Repicking layers - xOPR Documentation

Layer picks in OPR data (such as the surface and bed layers) should be pretty good, but they’re not always perfect. Sometimes the pick is offset from the true reflection peak by a few samples, and occasionally it’s just wrong. If your work relies on having exactly the right surface or bed point, you may want to consider locally repicking.

“Repicking” refers to refining these layer picks by examining the radar data in a local window around each existing pick and selecting a better value. This notebook demonstrates two approaches:

Local maximum: Simply take the strongest return within a window around the existing pick.
scipy.signal.find_peaks: Use peak detection with custom parameters for more control over the selection criteria.

import numpy as np
import xarray as xr
import matplotlib.pyplot as plt
from scipy.signal import find_peaks

import xopr

import holoviews as hv
import hvplot.xarray
hvplot.extension('bokeh')

opr = xopr.OPRConnection(cache_dir="radar_cache")

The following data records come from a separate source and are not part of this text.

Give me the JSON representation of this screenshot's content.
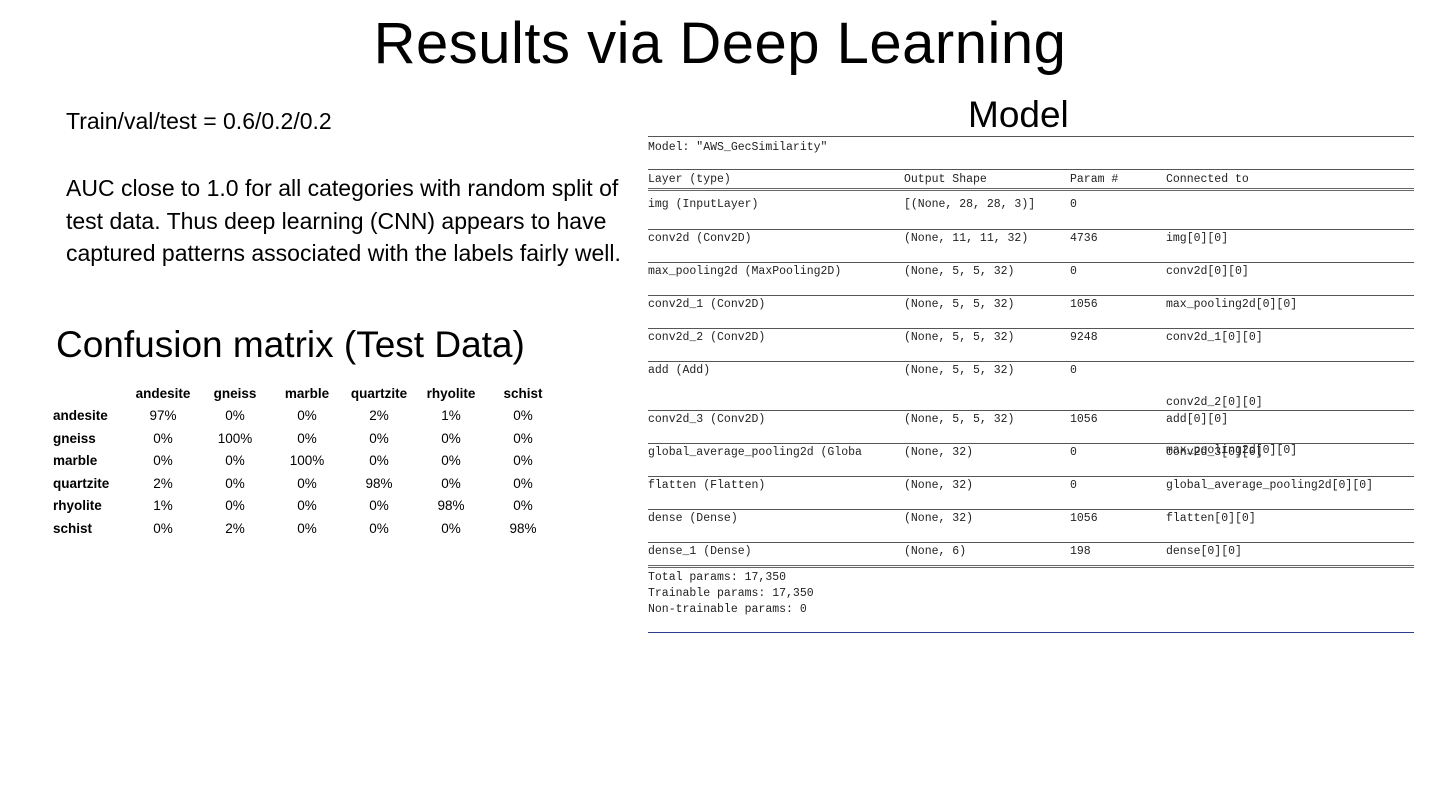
{
  "slide": {
    "title": "Results via Deep Learning",
    "split_text": "Train/val/test = 0.6/0.2/0.2",
    "auc_text": "AUC close to 1.0 for all categories with random split of test data.  Thus deep learning (CNN) appears to have captured patterns associated with the labels fairly well.",
    "confusion_heading": "Confusion matrix (Test Data)",
    "model_heading": "Model"
  },
  "confusion_matrix": {
    "columns": [
      "andesite",
      "gneiss",
      "marble",
      "quartzite",
      "rhyolite",
      "schist"
    ],
    "rows": [
      {
        "label": "andesite",
        "values": [
          "97%",
          "0%",
          "0%",
          "2%",
          "1%",
          "0%"
        ]
      },
      {
        "label": "gneiss",
        "values": [
          "0%",
          "100%",
          "0%",
          "0%",
          "0%",
          "0%"
        ]
      },
      {
        "label": "marble",
        "values": [
          "0%",
          "0%",
          "100%",
          "0%",
          "0%",
          "0%"
        ]
      },
      {
        "label": "quartzite",
        "values": [
          "2%",
          "0%",
          "0%",
          "98%",
          "0%",
          "0%"
        ]
      },
      {
        "label": "rhyolite",
        "values": [
          "1%",
          "0%",
          "0%",
          "0%",
          "98%",
          "0%"
        ]
      },
      {
        "label": "schist",
        "values": [
          "0%",
          "2%",
          "0%",
          "0%",
          "0%",
          "98%"
        ]
      }
    ]
  },
  "model_summary": {
    "model_name_line": "Model: \"AWS_GecSimilarity\"",
    "headers": [
      "Layer (type)",
      "Output Shape",
      "Param #",
      "Connected to"
    ],
    "layers": [
      {
        "layer": "img (InputLayer)",
        "shape": "[(None, 28, 28, 3)]",
        "params": "0",
        "connected": ""
      },
      {
        "layer": "conv2d (Conv2D)",
        "shape": "(None, 11, 11, 32)",
        "params": "4736",
        "connected": "img[0][0]"
      },
      {
        "layer": "max_pooling2d (MaxPooling2D)",
        "shape": "(None, 5, 5, 32)",
        "params": "0",
        "connected": "conv2d[0][0]"
      },
      {
        "layer": "conv2d_1 (Conv2D)",
        "shape": "(None, 5, 5, 32)",
        "params": "1056",
        "connected": "max_pooling2d[0][0]"
      },
      {
        "layer": "conv2d_2 (Conv2D)",
        "shape": "(None, 5, 5, 32)",
        "params": "9248",
        "connected": "conv2d_1[0][0]"
      },
      {
        "layer": "add (Add)",
        "shape": "(None, 5, 5, 32)",
        "params": "0",
        "connected": "conv2d_2[0][0]",
        "connected_2": "max_pooling2d[0][0]"
      },
      {
        "layer": "conv2d_3 (Conv2D)",
        "shape": "(None, 5, 5, 32)",
        "params": "1056",
        "connected": "add[0][0]"
      },
      {
        "layer": "global_average_pooling2d (Globa",
        "shape": "(None, 32)",
        "params": "0",
        "connected": "conv2d_3[0][0]"
      },
      {
        "layer": "flatten (Flatten)",
        "shape": "(None, 32)",
        "params": "0",
        "connected": "global_average_pooling2d[0][0]"
      },
      {
        "layer": "dense (Dense)",
        "shape": "(None, 32)",
        "params": "1056",
        "connected": "flatten[0][0]"
      },
      {
        "layer": "dense_1 (Dense)",
        "shape": "(None, 6)",
        "params": "198",
        "connected": "dense[0][0]"
      }
    ],
    "total_params": "Total params: 17,350",
    "trainable_params": "Trainable params: 17,350",
    "non_trainable_params": "Non-trainable params: 0"
  }
}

Load a flight line and its layer picks¶

We’ll start by loading a flight segment and its existing layer picks.

collection = "2008_Antarctica_BaslerJKB"
segment = "20090126_02"

stac_items = opr.query_frames(collections=collection, segment_paths=[segment])
frames = opr.load_frames(stac_items)
flight_line = xopr.merge_frames(frames)

/home/runner/work/xopr/xopr/src/xopr/opr_access.py:481: UserWarning: Warning: Unexpected result from ops_api: ERROR: SEGMENT DOES NOT EXIST.
  warnings.warn(f"Warning: Unexpected result from ops_api: {result['data']}", UserWarning)

layers = opr.get_layers(flight_line)
print("Available layers:", list(layers.keys()))

# Prepare data for repicking: linear power with dims (twtt, slow_time)
linear_data = np.abs(flight_line['Data']).transpose('twtt', 'slow_time')

# Prepare dB version for display only
radargram_db = 10 * np.log10(linear_data)
radargram_db.name = 'Power (dB)'

Available layers: ['standard:surface', 'standard:bottom']

Defining repick functions¶

The idea behind repicking is simple: for each trace, look at the radar data in a small window around the existing pick and choose a better twtt value. The choice of how to pick within that window is where the two approaches differ.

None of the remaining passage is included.